Или так Нильсену казалось. На следующий день его разум все еще переполняли мысли о Финче: «Когда самолет с ревом взлетал со взлетно-посадочной полосы в Самборо, я видел перед собой лицо Терри Финча. Я представлял его одинокую фигуру, стоящую среди дюн Квендейл-Бэй, представлял, как он глядит на меня снизу, пока самолет поднимался вверх, унося меня прочь из его жизни и исчезая в высоких облаках. С тех пор я его больше никогда не видел».

По его словам, он пребывал в полном отчаянье, и прошло почти два года, прежде чем он сумел восстановиться. Возможно, это прозвучит слишком мелодраматично для тех, чья личная жизнь носит более стабильный характер, но нельзя не задуматься: если бы ему повезло выбрать кого-то более доступного, его путь, приведший к ужасным событиям шесть лет спустя, мог бы стать совсем иным.

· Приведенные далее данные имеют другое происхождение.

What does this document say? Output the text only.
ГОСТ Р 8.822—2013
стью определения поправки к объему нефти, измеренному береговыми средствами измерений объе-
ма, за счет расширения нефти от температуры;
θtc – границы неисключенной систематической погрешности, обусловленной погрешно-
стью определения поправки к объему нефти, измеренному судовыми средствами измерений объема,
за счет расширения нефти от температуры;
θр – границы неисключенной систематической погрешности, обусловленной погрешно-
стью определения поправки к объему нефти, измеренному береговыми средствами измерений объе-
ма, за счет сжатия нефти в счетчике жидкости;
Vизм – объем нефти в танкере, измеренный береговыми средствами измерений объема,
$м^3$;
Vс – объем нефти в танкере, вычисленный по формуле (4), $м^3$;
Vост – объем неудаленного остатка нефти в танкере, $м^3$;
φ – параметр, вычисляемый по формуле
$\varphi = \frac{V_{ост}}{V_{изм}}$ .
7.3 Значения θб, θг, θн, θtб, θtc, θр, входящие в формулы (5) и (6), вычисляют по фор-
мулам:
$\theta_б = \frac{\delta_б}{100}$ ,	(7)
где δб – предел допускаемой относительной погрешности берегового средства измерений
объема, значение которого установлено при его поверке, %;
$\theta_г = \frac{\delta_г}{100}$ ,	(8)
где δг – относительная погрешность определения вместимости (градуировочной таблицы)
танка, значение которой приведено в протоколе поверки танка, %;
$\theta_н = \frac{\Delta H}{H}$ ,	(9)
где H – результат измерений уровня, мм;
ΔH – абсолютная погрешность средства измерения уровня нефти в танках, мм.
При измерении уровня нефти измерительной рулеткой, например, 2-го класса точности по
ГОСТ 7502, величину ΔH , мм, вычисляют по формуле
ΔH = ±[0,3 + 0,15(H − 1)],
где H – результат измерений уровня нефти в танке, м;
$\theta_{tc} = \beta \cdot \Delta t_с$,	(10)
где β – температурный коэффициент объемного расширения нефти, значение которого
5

Вскоре после этого Терри Финч женился. Деннис Нильсен отправился домой в Стрикен из Абердинского аэропорта, представляя мысленно надпись на своей могиле: «1945–1972, умер в возрасте 26 лет». «Всю жизнь я вынужден был подавлять свои чувства, и вот внезапно они вырвались на волю. Однако их растоптали в прах, оставив меня умирать».

Глава 5
Полиция и государственная служба

Деннис Нильсен служил в армии одиннадцать лет и восемнадцать месяцев – почти полжизни. Ему оставался месяц до двадцать седьмого дня рождения, когда он завершил свою военную карьеру в звании капрала и получил медаль за Общую службу (в южных Арабских Эмиратах). Его поведение, согласно уставу, было отмечено как «превосходное». Он по сей день остается членом Ассоциации общественного армейского питания. Когда его спросили, почему он не записался в армию снова, он ответил: в том возрасте он был еще достаточно молод, чтобы попробовать построить карьеру где-нибудь еще. Что в целом правда, но не полностью. Он постепенно разочаровался в мировоззрении военных, особенно после того, как оно отразилось на проблемах в Ирландии (о которых в Мэйбери поступала как надежная информация, так и свежие сплетни), и все больше чувствовал себя неуютно на стороне «угнетателей». Грубо говоря, его наняли кормить тех, чья работа – убивать по приказу правительства. Сперва он находил эту роль безвкусной, затем – аморальной. Центральный этический принцип, которым так гордилась армия, заключался в подчинении приказам без вопросов, и этот принцип больше всех остальных причинял капралу Нильсену боль: как может умный и чувствительный человек убить другого человека только потому, что так ему приказал старший по званию? Последней каплей для него стало Кровавое воскресенье 1972-го, когда члены британской армии уничтожили множество протестующих в Лондондерри. Деннис Нильсен пребывал в ужасе: как оказалось, представители закона и порядка могут демонстрировать точно такое же отсутствие совести, как и террористы, и он почувствовал себя преданным. Последовавшая за этим практика интернирования – то есть заключения людей под стражу без суда и следствия, а также слухи о пытках окончательно убедили Нильсена, что в армии ему не место. Он наслаждался товариществом, но его пугал военный менталитет.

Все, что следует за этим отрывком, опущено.